Once Amanda had dreamed she was trapped in a giant lobster’s claw while sleeping over at Carolyn’s house. Thrashing about, she’d whacked Carolyn so hard in the mouth, her lip had bled.

“No squids. But I do keep having this dream I’m running barefoot through the woods in the dark. I’m looking for Case. Frantic, really. It’s ridiculous,” Amanda said. She hoped confessing the details might make them stop running over and over in her head: the cold wetness of the dress against her skin, standing in Norma’s diner and looking down at her bloodstained hands. A scream. “There are sirens, and I have blood on me. It’s horrific.”

“Yeah, horrifically literal.” Carolyn laughed, then focused on Amanda, her eyes softening.

“What do you mean?” Amanda asked. She already felt better that Carolyn had laughed.

“Come on, you’re running after Case in the woods, covered in blood?” Carolyn shook her head and held her arms out wide for dramatic effect. “Your subconscious has obviously come to the same conclusion I have: that camp on the other side of the country was a dumb idea.”

“Well, you’re in the dream, too,” Amanda jabbed back lamely.

“Me?” Carolyn batted her eyes innocently.

“At the beginning. You’re in this puffy seafoam dress, like for a bridesmaid. And I’m in a peach one. We’re eating pizza on a bed.”

Carolyn smirked. “Ah, see where ignoring my advice and sending Case to that camp has gotten you? It’s spawned revenge of the junior prom.”

“Junior prom?”

“Those definitely sound like our junior prom dresses. But you swapped them in your dream. Yours was the seafoam one, remember?

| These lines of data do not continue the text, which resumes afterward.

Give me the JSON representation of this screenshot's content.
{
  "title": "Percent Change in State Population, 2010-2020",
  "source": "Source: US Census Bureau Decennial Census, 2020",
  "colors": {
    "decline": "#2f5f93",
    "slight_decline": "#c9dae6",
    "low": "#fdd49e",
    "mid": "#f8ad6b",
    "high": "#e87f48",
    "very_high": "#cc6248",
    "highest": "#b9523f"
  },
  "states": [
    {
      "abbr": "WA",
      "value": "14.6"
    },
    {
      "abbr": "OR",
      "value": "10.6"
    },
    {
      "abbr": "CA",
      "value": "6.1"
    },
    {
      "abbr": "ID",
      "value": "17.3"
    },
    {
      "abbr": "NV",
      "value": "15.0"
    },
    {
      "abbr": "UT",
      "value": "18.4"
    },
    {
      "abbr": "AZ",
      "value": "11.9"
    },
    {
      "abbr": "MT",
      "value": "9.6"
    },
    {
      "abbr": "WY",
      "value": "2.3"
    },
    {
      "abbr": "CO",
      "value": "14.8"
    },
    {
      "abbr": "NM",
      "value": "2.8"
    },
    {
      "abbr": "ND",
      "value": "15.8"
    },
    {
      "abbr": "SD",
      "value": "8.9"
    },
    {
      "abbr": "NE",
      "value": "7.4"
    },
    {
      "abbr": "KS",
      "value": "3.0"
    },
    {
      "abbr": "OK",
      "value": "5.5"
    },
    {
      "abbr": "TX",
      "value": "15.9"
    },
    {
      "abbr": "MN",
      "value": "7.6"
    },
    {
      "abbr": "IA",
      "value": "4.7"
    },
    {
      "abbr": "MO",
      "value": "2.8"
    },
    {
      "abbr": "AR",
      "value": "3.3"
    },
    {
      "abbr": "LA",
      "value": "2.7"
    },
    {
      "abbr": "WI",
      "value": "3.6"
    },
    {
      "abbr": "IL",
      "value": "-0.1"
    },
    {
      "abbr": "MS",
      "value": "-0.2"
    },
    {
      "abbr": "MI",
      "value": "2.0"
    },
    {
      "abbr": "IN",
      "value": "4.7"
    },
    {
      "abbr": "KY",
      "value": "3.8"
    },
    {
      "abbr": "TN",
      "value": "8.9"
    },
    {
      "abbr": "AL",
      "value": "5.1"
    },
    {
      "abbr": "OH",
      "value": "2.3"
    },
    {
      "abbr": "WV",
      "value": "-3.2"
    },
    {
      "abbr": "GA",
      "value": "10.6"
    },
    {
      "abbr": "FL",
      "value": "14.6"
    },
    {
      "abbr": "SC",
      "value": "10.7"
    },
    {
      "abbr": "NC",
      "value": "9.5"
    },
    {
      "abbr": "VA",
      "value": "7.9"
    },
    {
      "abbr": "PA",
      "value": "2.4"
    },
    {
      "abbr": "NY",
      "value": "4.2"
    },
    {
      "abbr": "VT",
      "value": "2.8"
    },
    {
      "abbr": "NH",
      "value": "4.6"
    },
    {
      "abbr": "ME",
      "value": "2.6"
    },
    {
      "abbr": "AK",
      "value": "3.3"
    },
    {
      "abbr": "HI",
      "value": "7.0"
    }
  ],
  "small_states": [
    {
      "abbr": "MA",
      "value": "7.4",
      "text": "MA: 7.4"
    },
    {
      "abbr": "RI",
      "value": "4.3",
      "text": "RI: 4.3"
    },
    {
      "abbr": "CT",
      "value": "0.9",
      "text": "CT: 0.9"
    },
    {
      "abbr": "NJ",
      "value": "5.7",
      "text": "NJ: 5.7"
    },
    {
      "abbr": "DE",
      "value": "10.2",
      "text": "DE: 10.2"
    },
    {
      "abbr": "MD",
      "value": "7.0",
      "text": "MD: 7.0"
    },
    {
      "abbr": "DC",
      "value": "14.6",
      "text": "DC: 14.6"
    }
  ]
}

I lent it to you.”

Amanda shook her head a little, as though hoping to shake the memory back into place. Yes, that was right. That was where that piece of the dream had come from. Carolyn had lent her a seafoam dress. Amanda had dropped out of school by the time the junior prom came around, but she’d gone with a boy who was friends with Carolyn’s boyfriend. She couldn’t remember much more than that.

But the dance itself had been magical, hadn’t it? She’d felt like a regular teenager for once. Even without the details there was a feeling. It was sad that she couldn’t remember more. That was the problem with closing off so much of her past—sometimes the good memories went with the bad. This wasn’t the first time Carolyn had reminded her of some detail from their shared history that Amanda couldn’t quite drag all the way to the surface.

“Junior prom, I know,” Amanda lied. “That’s why the whole thing is so weird.”

“Let’s at least agree that Zach is to blame?” Carolyn smirked. “For everything?”

Amanda ignored Carolyn’s baiting. She knew it came from a place of love; besides, there were times when Amanda felt a little bit of that resentment herself. It was kind of comforting to have Carolyn actually say it.

“The dream isn’t the real problem anyway,” Amanda said.

“Then what is?”

That stupid burn had returned to the back of her throat. “He’s calling again.”

“No.” Carolyn dropped hard onto a kitchen barstool. She knew instantly what Amanda meant, even after all this time. “That fucker.” She sounded angry, but not worried, which was a comfort. Carolyn took a deep breath and then another big swallow of coffee. Then another. She stared down at the counter, considering. “I guess he was bound to slither back out of his hole eventually. Did he say anything this time?”

“Not a word,” Amanda said. “Like last time. Just that breathing.”

Carolyn knew about the last time, too, back when they’d been in California. Carolyn knew everything. All the ugliness. All the shame. She was the only person in the world who did.